UK inflation declined at the sharpest rate in 16 months to 10.7% in November as the momentum after the rising cost of clothing and petrol began to ease amid growing fears of a long recession.
The drop in the customer prices index figure was slightly bigger than expected by most City analysts, who forecast the annual pace of price rises would skate to 10.9% last month, from 11.1% in October.
However, prices were still growing, albeit at a slower rate, and the increasing costs will add to the pressure on ministers to put up wages across the public sector to complete the gap between earnings and rising prices.
Forecasts of a slump lasting until the end of 2023 have triggered falls in the price of crude oil since last year, bringing down the cost of transport. Meanwhile, the rising cost of clothes has begun to wane, forcing retailers in Europe and the US to expand stockpiles as buyers pull back from replenishing their wardrobes.
Fuel prices rose by 17.2% in the year to November 2022 down from a 22.2% increase in October, while prices of clothing and footwear rose by 7.5% – down from an 8.5% annual inflation rate in October.
Secondhand car costs also played a part in the easing back of inflation. Prices fell by 5.8% in the year to November, having jumped by more than 31% between March and November 2021.
The Office for National Statistics said the cost of hospitality, hotels, and cafeteria food played a big part in driving prices higher in November by 10.2% from 9.6% in October.
Jack Leslie, an old economist at the Resolution Foundation think tank, said Britain may now be past its inflation peak, which is good news for policymakers at both the Bank and Treasury as they wrestle with rising curiosity rates and public debt.
“But with price promotions still massively outstripping pay rises – and Britain’s poorest families facing an inflation rate of over 12% – families are still obtaining poorer month on month, and the cost of living crisis will continue to deepen in 2023.”
The chancellor added the aftershocks of Covid-19 and Putin’s weaponization of gas mean high inflation is plaguing the economy across Europe, and I know families and businesses are struggling here in the UK.
“Getting inflation down people’s wages go further is my top priority, which is why we are holding down energy bills this winter through our fuel price guarantee scheme and implementing a plan to help halve inflation next year.”
Inflation has begun falling in most major industrialized countries after a decline in the cost of petrol and a slower pace of price growth for many high street items, including clothing.
Figures emitted on Tuesday showed annual consumer price inflation in the US slowed to 7.1% in November, down from 7.7% in October.
Earlier this week it emerged that annual US inflation had also slowed to 7.1% in November, down from 7.7% reported a month earlier.
Last night, the US Federal Reserve also charged a 0.5 percentage point rise on its Funds Rate, taking it to a range between 4.25% and 4.5% (see story below).
Both the Bank of England and the Fed are tasked with keeping inflation over the long term at a level of 2%.
Today’s statement by the Bank will drive up borrowing costs almost immediately for more than two million UK mortgage clients who have taken out home loans based on either variable rate or tracker deals.
Those on fixed rates will not see a change in monthly payments immediately but may be faced with more expensive loans when they come to the end of their current deal.
The Bank said that the MPC’s nine-strong committee voted 6-3 in favor of today’s decision.
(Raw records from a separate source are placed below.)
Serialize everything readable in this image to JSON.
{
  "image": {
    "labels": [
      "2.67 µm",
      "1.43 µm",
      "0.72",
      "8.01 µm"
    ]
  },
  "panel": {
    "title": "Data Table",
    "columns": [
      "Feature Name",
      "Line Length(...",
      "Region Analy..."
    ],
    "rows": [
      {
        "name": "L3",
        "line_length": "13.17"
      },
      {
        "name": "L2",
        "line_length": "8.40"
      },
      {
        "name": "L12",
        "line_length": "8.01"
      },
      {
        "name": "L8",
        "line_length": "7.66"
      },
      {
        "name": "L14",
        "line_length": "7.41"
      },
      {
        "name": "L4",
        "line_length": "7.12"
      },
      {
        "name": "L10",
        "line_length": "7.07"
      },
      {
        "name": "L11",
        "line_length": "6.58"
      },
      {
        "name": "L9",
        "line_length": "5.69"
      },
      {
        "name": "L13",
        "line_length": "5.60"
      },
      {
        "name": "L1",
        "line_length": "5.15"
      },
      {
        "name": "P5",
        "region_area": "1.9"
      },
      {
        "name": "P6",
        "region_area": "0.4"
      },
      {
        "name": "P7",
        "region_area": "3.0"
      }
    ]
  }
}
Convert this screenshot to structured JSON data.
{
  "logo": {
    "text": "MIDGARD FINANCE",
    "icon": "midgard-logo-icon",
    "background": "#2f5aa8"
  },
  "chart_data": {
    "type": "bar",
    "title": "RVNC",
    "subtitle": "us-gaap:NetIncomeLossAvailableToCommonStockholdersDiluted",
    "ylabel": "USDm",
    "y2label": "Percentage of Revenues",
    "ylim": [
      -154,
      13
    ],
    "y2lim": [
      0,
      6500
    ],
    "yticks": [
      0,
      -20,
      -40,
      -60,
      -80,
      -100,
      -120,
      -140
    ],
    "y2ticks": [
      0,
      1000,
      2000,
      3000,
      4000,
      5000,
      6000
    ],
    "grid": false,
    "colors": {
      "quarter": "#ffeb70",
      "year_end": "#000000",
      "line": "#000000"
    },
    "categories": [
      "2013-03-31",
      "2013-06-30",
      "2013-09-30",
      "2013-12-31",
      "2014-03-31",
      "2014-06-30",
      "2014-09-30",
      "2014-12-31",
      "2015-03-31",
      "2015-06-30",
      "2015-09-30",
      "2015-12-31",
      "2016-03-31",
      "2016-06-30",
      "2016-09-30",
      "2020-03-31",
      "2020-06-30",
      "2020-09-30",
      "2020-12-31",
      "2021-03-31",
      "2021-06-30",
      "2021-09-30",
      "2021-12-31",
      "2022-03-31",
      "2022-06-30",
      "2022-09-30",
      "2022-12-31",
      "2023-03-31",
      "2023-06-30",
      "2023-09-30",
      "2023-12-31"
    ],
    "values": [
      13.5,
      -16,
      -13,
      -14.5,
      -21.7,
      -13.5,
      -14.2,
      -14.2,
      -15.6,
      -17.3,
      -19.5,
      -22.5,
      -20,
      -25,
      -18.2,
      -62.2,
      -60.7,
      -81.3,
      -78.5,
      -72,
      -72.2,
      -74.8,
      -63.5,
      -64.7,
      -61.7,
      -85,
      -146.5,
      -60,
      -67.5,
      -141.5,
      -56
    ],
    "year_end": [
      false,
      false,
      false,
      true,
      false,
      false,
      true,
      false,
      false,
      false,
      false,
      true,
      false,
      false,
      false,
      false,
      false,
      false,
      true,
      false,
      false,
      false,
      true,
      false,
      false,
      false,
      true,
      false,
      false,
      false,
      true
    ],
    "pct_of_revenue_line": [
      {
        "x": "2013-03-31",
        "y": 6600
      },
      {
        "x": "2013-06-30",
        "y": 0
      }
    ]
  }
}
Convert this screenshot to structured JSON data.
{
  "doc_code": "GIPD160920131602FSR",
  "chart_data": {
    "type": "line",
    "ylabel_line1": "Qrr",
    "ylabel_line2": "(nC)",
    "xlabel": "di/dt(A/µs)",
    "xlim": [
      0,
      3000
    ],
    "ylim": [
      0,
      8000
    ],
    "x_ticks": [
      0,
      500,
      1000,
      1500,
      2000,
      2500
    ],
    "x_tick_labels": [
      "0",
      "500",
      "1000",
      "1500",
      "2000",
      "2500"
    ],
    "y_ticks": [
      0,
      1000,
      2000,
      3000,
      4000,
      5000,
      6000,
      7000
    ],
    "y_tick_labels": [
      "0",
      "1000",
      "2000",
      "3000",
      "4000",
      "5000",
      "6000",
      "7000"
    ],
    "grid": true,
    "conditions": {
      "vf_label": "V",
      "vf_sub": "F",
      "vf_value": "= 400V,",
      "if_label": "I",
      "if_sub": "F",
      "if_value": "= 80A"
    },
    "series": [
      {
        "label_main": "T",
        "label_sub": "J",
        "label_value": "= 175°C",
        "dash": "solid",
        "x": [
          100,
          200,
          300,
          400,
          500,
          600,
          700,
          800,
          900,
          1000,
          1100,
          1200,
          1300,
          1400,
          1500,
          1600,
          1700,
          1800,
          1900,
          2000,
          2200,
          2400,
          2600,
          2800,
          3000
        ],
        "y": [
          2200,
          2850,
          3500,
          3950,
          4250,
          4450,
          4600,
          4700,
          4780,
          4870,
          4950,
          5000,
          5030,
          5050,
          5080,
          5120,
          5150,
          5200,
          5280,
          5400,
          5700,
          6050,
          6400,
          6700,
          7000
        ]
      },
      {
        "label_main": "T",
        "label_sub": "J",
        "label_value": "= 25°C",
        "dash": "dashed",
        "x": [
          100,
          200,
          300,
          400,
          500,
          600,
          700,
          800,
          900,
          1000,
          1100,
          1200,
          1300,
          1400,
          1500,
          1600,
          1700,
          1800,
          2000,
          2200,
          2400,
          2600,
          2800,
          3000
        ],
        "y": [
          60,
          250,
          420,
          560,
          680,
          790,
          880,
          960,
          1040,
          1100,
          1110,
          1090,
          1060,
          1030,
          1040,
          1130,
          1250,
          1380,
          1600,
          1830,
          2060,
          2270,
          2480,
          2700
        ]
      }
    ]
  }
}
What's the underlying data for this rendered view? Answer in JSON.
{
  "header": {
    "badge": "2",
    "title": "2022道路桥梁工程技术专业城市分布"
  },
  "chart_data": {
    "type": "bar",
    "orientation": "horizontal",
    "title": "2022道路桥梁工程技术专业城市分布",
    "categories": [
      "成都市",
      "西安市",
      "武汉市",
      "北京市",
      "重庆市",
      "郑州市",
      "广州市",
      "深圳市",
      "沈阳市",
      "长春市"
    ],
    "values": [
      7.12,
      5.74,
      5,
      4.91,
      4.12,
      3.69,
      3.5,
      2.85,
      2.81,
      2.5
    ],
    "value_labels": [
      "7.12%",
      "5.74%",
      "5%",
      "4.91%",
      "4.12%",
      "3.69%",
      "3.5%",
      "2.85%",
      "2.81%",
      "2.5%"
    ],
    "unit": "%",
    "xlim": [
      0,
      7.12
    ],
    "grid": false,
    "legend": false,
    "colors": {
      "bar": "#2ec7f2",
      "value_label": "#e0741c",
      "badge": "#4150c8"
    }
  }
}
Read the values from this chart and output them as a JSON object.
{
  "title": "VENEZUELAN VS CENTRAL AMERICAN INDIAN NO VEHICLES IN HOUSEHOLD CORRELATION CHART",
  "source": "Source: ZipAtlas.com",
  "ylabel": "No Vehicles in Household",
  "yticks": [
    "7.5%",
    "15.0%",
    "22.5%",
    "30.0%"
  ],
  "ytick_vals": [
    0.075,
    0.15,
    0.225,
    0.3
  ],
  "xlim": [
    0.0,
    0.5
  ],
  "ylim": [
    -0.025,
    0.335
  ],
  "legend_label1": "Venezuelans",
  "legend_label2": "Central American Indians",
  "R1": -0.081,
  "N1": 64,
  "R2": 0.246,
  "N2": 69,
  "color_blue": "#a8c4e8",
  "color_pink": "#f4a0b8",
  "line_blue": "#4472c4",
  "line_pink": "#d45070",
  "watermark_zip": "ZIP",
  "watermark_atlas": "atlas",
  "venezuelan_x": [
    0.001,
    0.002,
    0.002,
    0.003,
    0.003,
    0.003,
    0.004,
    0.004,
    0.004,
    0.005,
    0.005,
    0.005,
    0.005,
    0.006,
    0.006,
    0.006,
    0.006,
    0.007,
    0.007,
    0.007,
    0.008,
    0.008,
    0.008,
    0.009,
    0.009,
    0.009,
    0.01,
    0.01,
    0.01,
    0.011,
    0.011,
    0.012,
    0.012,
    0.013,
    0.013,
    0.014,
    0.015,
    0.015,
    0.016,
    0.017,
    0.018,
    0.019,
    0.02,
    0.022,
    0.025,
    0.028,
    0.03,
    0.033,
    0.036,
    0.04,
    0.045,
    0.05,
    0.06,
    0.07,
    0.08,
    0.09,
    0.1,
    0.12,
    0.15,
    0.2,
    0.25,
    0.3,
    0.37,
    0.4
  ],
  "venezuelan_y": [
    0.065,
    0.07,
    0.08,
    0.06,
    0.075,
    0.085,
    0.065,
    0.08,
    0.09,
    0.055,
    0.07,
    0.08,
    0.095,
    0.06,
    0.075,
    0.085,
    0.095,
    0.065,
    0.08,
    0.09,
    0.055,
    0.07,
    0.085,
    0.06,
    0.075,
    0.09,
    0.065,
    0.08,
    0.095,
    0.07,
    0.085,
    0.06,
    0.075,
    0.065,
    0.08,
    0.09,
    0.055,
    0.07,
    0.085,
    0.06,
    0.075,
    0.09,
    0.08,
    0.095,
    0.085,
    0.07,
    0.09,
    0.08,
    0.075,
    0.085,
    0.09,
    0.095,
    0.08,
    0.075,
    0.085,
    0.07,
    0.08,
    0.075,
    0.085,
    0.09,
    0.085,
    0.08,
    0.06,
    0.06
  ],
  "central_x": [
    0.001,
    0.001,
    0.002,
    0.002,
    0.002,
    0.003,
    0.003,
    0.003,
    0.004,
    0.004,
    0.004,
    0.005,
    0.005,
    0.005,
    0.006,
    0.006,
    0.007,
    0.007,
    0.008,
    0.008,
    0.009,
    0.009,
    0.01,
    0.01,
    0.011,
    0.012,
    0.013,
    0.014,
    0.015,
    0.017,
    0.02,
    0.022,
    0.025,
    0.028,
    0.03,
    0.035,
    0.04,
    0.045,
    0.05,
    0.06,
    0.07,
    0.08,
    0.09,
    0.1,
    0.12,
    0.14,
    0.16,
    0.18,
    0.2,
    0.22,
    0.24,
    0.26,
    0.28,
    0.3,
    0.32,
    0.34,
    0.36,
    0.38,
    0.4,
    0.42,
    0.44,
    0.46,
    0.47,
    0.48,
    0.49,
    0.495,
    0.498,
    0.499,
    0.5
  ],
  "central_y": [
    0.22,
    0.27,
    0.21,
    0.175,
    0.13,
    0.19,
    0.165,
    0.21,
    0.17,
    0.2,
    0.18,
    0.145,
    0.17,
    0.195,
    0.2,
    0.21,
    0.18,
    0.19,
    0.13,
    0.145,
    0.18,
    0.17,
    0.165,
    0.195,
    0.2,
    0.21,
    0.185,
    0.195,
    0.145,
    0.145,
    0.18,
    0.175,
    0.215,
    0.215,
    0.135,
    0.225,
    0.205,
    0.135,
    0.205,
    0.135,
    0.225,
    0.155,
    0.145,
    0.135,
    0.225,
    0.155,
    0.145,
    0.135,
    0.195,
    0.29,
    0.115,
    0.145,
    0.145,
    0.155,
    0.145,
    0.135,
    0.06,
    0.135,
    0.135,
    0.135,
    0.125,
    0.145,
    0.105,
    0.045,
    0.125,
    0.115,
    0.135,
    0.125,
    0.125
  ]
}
Of the three dissenters, two members favored maintaining the Bank Rate at 3%, while one called for a hike of 0.75 percentage points.
Explaining its determination to raise interest rates, the Bank said that, while most indicators of international supply chain bottlenecks had shown signs of easing, “global inflationary pressures remain elevated”.
It added the labor market remains tight, and there has been evidence of inflationary pressures in domestic prices and wages that could indicate greater industry and thus justifies a further forceful monetary policy response.
Russ Mould, acquisition director at AJ Bell, said: “Even though there are signs of inflation easing, it remains significantly higher than the Bank of England’s and the Fed’s 2% target. The jobs need is also too powerful to suggest that the central banks will halt further rate rises.
“Raising speeds makes it more expensive for consumers and businesses to borrow money and theoretically causes a decline in spending and investment, which should help to ease the economy and bring down prices. Take time to work its way through the system, and central banks will continue their rate hiking path until there is adequate evidence, to support a shift in policy.”
Jenny Holt, managing director for customer savings and investments at Standard Life said the analysis shows that even with an interest rate of 3.5% higher is currently available on almost all easy-access savings accounts saving of £10,000 will be reduced by around £8,680 in terms, after two years if inflation remains at 10%.
“These figures highlight the significance of ensuring your savings are working as hard as possible for you. If your protection is earning just 1% interest, the actual value after two years is around £8,260, a difference of £420.”